# 45-70 Buck



## Beave82 (Apr 6, 2006)

After a long bow season spent passing up some bucks and missing one nice one, I was able to harvest a good one Monday afternoon with my 45-70. The accuracy of the straight wall cartridge rifles is nice to have. I spent time practicing at 200 yards in case the opportunity ever presented itself. Had this guy sneak in behind me and in the end had to settle for a 20 yard shot.


----------



## Fisherman 3234 (Sep 8, 2008)

Very nice Buck, Congratulations!!!


----------



## Beave82 (Apr 6, 2006)

Bigger photo


----------



## Beave82 (Apr 6, 2006)

One more of him going away.

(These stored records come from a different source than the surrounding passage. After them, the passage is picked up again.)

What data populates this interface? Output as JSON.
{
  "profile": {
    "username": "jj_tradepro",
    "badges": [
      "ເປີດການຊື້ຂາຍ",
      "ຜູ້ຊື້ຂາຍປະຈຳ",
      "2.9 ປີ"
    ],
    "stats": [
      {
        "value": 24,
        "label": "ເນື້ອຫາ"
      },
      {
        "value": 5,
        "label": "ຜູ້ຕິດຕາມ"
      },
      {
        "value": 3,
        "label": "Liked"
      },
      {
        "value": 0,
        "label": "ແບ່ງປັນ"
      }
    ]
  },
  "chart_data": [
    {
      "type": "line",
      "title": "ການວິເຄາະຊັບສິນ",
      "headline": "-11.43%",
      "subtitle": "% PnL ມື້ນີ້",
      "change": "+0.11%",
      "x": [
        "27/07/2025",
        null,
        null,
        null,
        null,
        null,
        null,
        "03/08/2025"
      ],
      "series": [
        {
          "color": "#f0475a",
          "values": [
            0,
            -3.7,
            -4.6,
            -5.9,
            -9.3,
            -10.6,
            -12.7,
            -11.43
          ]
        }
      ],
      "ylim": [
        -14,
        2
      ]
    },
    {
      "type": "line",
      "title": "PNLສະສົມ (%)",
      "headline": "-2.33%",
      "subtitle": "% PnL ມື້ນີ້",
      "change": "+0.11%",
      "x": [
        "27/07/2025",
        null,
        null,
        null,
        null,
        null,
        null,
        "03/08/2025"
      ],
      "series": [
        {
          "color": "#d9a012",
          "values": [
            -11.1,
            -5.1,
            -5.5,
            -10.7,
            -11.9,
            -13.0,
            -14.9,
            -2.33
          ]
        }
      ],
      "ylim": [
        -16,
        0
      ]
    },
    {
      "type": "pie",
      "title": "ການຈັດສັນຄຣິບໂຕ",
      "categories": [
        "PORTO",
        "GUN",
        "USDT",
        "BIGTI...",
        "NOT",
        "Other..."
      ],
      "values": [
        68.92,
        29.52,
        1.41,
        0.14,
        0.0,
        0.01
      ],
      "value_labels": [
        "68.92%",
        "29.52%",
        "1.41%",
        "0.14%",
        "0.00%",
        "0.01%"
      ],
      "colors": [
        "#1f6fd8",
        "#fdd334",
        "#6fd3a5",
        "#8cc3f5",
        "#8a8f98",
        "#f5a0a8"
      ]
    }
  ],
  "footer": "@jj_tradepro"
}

The only history I had with this buck was that I bumped him two weeks ago walking in and this is all I saw


----------



## Mad-Eye Moody (May 27, 2008)

Not sure which is nicer, that lever gun or the deer! I pick both.


----------



## Slab assassin 55 (Jan 27, 2013)

Beast congrats!!!


Posted using Outdoor Hub Campfire


----------



## Lundy (Apr 5, 2004)

Awesome deer, congratulations


----------



## Sasamafras (Oct 13, 2011)

Wow great buck! Awesome to see new pcrs in action.


----------



## canoe carp killer (Apr 2, 2014)

That's awesome!! Great pic. Love the gun on the rack 


Sent from my iPhone using Ohub Campfire


----------



## T-180 (Oct 18, 2005)

Great buck !!!
How did the round perform ?? Was there much meat damage & was the exit hole huge ??


----------



## Beave82 (Apr 6, 2006)

I had to get a little creative with the shot placement as he was walking right at my tree stand he go a little close. I shot him almost right in between his shoulder blades from the top down. The round took out his spine and traveled into his chest and down one side of his ribcage leaving a pretty nasty 5 inch long and 2 inch wide gash in his ribcage on the inside The bullet then exited low just behind the shoulder so there was very little meat loss as I didn't hit the shoulder. It dropped him in his tracks and made for a very quick kill.


----------



## Saugernut (Apr 22, 2013)

Man nothing to say but, awesome. Congrats


----------